With the help of the automated systems, the government could tie customs operations to the taxpayers’ income and optimize risk assessment to speed up customs clearance procedures for goods of trustworthy importers.

Tanzania’s tax policy reform significantly simplified all compliance processes and eliminated the inconveniences that entrepreneurs had previously experienced when interacting with regulatory bodies.

In April 2021, the government announced the plans to introduce electronic tax collection technology in the island state of Zanzibar. The island’s Revenue Council expects the move to increase budget revenues from 46 billion to 55 billion Tanzanian shillings and finally eliminate income-hiding schemes by businesses.

Vietnam aimed the tax reforms in creating a rational tax system for the country’s changing economic conditions. Transformation involved the unification of the tax rate structure, cancelation of the several tax exemptions, including privileged conditions for sellers of domestic goods, and costs consideration when calculating the taxable base.

Country tax authorities faced a major change in their structure and organization. Today, a single information system integrates all regulatory services that provide a key functions of the tax administration. Such measures required an increase in staff qualifications and led to the creation of tax colleges.

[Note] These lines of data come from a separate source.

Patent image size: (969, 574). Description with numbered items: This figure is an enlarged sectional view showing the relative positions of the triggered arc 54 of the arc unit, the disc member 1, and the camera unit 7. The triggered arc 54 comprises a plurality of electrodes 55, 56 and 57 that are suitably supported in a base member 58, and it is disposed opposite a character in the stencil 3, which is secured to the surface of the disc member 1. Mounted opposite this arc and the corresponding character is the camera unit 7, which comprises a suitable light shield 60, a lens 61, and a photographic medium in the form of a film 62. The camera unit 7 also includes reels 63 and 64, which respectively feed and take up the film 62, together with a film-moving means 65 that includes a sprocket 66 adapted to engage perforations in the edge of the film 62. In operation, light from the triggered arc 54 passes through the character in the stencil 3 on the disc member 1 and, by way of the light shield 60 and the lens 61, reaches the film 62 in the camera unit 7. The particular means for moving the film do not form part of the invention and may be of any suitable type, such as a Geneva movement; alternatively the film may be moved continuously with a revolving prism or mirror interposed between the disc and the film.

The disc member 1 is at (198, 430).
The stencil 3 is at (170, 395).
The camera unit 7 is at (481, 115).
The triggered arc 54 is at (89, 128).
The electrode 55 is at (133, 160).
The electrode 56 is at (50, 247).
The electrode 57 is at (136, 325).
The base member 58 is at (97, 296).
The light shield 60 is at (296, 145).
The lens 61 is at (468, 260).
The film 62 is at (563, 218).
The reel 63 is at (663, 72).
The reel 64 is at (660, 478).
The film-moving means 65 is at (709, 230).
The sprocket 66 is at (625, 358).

The successful reform of the country’s tax system made it possible to increase procedural transparency and create a favorable environment for the economic growth. Algeria’s tax system has undergone several changes. The last change happened in 2007, when the government introduced the Single Flat Tax as a replacement for three different taxes at once. The government’s need to simplify the country’s tax system and increase its efficiency along with the transparency, accessibility, and fairness of tax administration were driving these reforms.

Conclusion

To ensure high tax collection, governments should raise the level of financial literacy among taxpayers to create a responsible tax culture. Authorities must patiently explain to the public that taxes are a social contract and make up a purchase of social benefits. They are not the government’s attempt to reach into a citizen’s pocket.

Another crucial step is to ensure that tax rates are reasonable, fair and just for everyone. They should be acceptable to the taxpayer and not tied to income level.

As a part of the social agreement, a failure to comply with the obligation to pay taxes must cause inevitability of punishment with no exception. The tax administration system should be able to identify anyone who does not pay taxes and enforce them to comply, regardless of social status and income level.

It is also particularly important to ensure transparency in the goals, processes, and outcomes of tax spending. If the taxpayers understand where, how and on what government spends their taxes, and experience improvements in the surrounding environment and community, then that will ensure loyalty to the tax system and motivate future conscientious payment of taxes.

The last step towards the formation of a sustainable tax system is to reduce the human factor on the operational level. Full automation of the calculating and paying taxes will reduce the level of corruption in state institutions, eliminate speculation and turn tax payments into a simple, understandable process. Ideally, the automated tax system should communicate with the taxpayer directly without the human involvement of the tax inspector. All estimations and accruals should be based on the data automatically received from diverse sources, and the system should be able to recognize the violations automatically, and launch enforcement processes to eliminate them.